Box office 2015 dati Cinetel: Grazie a Checco Zalone il cinema italiano decolla

Solo che con salone poteva rialzare l’economia del cinema italiano facendo partire positivamente l’anno 2016. Stando ai dati forniti dal Cinetl, infatti, “L’incremento del numero di spettatori in sala è un dato molto importante. Ma il dato che riguarda il cinema italiano non è positivo perché c’è un calo che prosegue dal 2013” ha denunciato Riccardo Tozzi.

Crescono le presenze totali in sala, con 99.362.667 biglietti venduti (+8,56% rispetto al 2014) e gli incassi, 637.265.704 euro, con un incremento del 10,78% rispetto all’anno scorso.

Quella che però diminuisce è la quota di mercato del cinema italiano: nel 2015 è del 21,35% in termini di presenze rispetto al 27,76% del 2014 contro quella statunitense che al contrario è passata dal 49,65% del 2014 al 60,01% del 2015.

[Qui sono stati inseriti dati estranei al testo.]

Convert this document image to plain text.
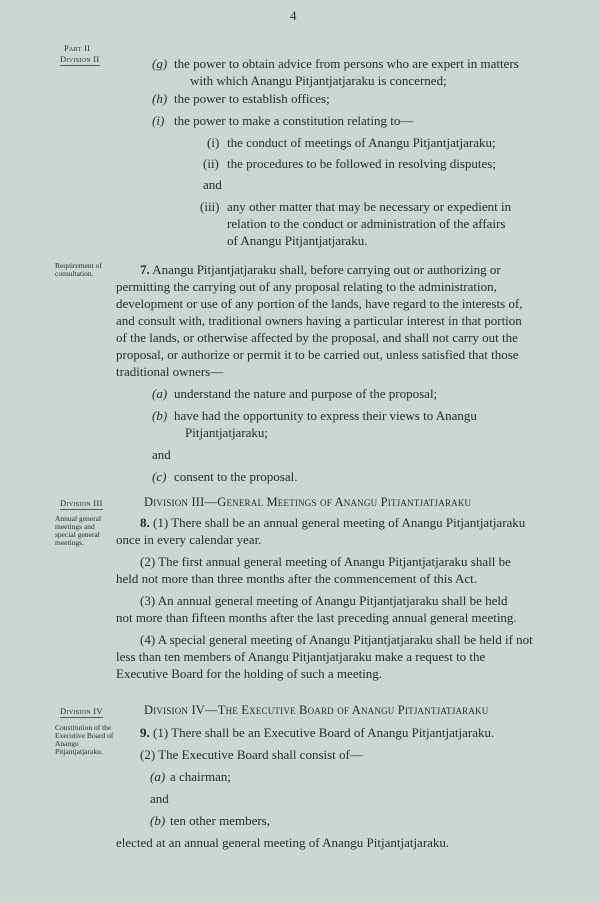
4
Part II
Division II	(g) the power to obtain advice from persons who are expert in matters
with which Anangu Pitjantjatjaraku is concerned;
(h) the power to establish offices;
(i) the power to make a constitution relating to—
(i) the conduct of meetings of Anangu Pitjantjatjaraku;
(ii) the procedures to be followed in resolving disputes;
and
(iii) any other matter that may be necessary or expedient in
relation to the conduct or administration of the affairs
of Anangu Pitjantjatjaraku.
Requirement of consultation.	7. Anangu Pitjantjatjaraku shall, before carrying out or authorizing or
permitting the carrying out of any proposal relating to the administration,
development or use of any portion of the lands, have regard to the interests of,
and consult with, traditional owners having a particular interest in that portion
of the lands, or otherwise affected by the proposal, and shall not carry out the
proposal, or authorize or permit it to be carried out, unless satisfied that those
traditional owners—
(a) understand the nature and purpose of the proposal;
(b) have had the opportunity to express their views to Anangu
Pitjantjatjaraku;
and
(c) consent to the proposal.
Division III	Division III—General Meetings of Anangu Pitjantjatjaraku
Annual general meetings and special general meetings.
8. (1) There shall be an annual general meeting of Anangu Pitjantjatjaraku
once in every calendar year.
(2) The first annual general meeting of Anangu Pitjantjatjaraku shall be
held not more than three months after the commencement of this Act.
(3) An annual general meeting of Anangu Pitjantjatjaraku shall be held
not more than fifteen months after the last preceding annual general meeting.
(4) A special general meeting of Anangu Pitjantjatjaraku shall be held if not
less than ten members of Anangu Pitjantjatjaraku make a request to the
Executive Board for the holding of such a meeting.
Division IV	Division IV—The Executive Board of Anangu Pitjantjatjaraku
Constitution of the Executive Board of Anangu Pitjantjatjaraku.
9. (1) There shall be an Executive Board of Anangu Pitjantjatjaraku.
(2) The Executive Board shall consist of—
(a) a chairman;
and
(b) ten other members,
elected at an annual general meeting of Anangu Pitjantjatjaraku.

E poi c’è lui, Checco Zalone, che stando sempre ai dati Cinetel dal 1 al 17 gennaio si sono registrati 14,9 milioni di biglietti staccati (+52,59% rispetto al 2015) e si sono incassati 103,5 milioni di euro (+57,47% rispetto al 2015). Numeri sui quali ha pesato il successo di “Quo vado?” di Checco Zalone, che finora ha registrato da solo 8.376.705 presenze e ha incassato oltre 59 milioni di euro. Insomma “Checco santo subito” è proprio il caso di dire. Per il pubblico certamente sì ma per la critica snob forse una bestemmia.